畢竟從小到大家裡但凡有了好東西,爹娘都是先緊著大哥吃用,後來有了小的就緊著小的,他這個最中間的老二根本不起眼。要不是後來在爺奶那裡跟著糖糖補身體,他現在連大勺都顛不起來。
身體被撞得晃了晃,薑國勝抿著嘴角,不發一聲言語。他知道自己跟爹娘和大哥的想法從根子上就不一樣,說再多也無用。
薑國平走下台階,理了理衣領,咬著一邊牙扯著一邊的嘴角,“薑國勝,我看你眼裡根本就沒我這個兄弟。正好,我也沒有你這樣的兄弟!”
薑國勝背對他的麵色複雜,語氣莫測,“大哥,這話多少過了。”他雖然看不上家裡人做派,但沒真想過弄到老死不相往來的地步。
“嗤,你要是真這麼想,也做不出胳膊肘往外拐的事情來了。”薑國平瞥了他一眼,眼裡閃過不屑,背著手晃悠步子離開薑家。
薑國勝停在大門口,眼神閃了閃,好半晌才邁腳進院子。
劉三巧透過窗戶縫看到薑國勝回來,立馬抱著孩子踉蹌著跑出來,撲在薑國勝身上掉眼淚,“國勝,咱家沒法過了!國勝!”
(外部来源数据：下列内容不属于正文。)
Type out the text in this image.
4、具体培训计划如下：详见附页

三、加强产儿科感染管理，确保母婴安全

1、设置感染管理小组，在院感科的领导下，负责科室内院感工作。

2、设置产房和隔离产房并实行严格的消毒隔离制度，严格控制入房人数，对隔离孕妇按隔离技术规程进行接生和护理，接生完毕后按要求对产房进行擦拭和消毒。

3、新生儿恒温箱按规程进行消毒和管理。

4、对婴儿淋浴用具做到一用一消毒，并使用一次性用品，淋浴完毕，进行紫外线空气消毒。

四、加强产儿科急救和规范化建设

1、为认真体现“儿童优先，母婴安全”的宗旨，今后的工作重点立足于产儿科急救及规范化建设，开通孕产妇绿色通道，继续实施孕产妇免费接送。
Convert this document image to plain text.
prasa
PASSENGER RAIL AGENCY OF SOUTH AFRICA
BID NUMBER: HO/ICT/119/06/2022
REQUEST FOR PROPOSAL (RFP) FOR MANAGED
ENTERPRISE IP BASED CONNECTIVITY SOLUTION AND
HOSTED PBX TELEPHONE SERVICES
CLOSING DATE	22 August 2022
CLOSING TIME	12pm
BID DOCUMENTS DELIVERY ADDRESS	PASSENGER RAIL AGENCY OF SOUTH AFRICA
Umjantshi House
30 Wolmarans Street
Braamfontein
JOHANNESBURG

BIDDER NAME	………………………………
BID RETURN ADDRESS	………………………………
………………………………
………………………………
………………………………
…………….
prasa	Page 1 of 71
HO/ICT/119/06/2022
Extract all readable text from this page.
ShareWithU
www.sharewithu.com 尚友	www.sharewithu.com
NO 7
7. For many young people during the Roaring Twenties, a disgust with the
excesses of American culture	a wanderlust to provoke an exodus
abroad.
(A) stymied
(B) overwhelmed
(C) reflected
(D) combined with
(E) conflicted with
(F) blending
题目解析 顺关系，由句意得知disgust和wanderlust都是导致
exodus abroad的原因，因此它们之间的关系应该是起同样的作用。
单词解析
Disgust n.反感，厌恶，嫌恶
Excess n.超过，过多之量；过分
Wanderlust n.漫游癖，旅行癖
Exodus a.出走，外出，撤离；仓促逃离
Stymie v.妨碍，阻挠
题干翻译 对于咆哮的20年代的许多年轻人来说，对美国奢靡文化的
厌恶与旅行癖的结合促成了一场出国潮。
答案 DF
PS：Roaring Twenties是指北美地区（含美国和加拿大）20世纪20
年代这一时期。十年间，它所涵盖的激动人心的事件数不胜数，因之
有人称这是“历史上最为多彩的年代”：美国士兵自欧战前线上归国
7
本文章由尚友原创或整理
薑國勝目瞪口呆的看著自家屋前頭變成碎木頭的門子,下意識拍了拍劉三巧和孩子做安慰。
劉三巧大聲嚎哭,“國勝,公爹砍了咱屋的門子,還口口聲聲說不配做咱家的媳婦兒,要我跟你離婚國勝!”
薑國勝動作頓了頓,眉頭皺起來,“不會的三巧,我不會跟你離婚!”
他沒覺得自己做錯什麼,三巧更是沒有。下午那樁子事,明明就是爹娘自作自受。到頭來爹娘竟然還不知悔改,反倒把錯誤怪到了三巧頭上?
天底下沒這樣的道理!
薑國勝把手裡的魚湯遞給劉三巧,“三巧,收拾收拾東西,帶上金生寶生,你先回娘家。”
“這裡頭是糖糖帶來的魚燒成的魚湯,你跟孩子記得喝。”
“我明天再過去找你們。”薑國勝彎腰,一手一個孩子抱起來到屋裡,“把咱屋的私房全帶上。”他對劉三巧說。
劉三巧收拾的動作頓了頓,一瞬間眼淚像不要錢似的啪嗒啪嗒落下來,她看向薑國勝搖頭,“國勝,我頂多就是受爹娘的兩句閒話,他們不敢對我動手。再說,咱們好好的,他們做爹娘的憑什麼就得逼著離婚呢?不行我就找廠裡的領導評評理,你可千萬彆逞強國勝!”
分家是這麼好分呢嗎?
下頭弟妹都沒著落呢,大房不提卻是他們二房提,到時候就算分出去也得被人戳脊梁骨,說不定還會影響她倆的工作。
而且公爹和婆婆現在正在氣頭上呢,剛從手裡溜走了那麼些錢,現在國勝去提分家,不正好是頂槍口上呢嗎?
先不說能不能成功分家,棍棒子是指定不會少的。
薑國勝搖頭,“不會。我現在不提,我先給他們打個預防針。”他跟三巧好好的,因為你們做爹娘的不順心,就逼著我倆離婚,是見不得他好是吧?
他還真就得好好鬨騰一回,叫他們知道惹了自己的後果才行。
聽見這話,劉三巧心頓時放回肚子裡,加快收拾衣服,把家裡的票子全塞進衣服的夾層裡,抱上倆孩子就離開了薑家。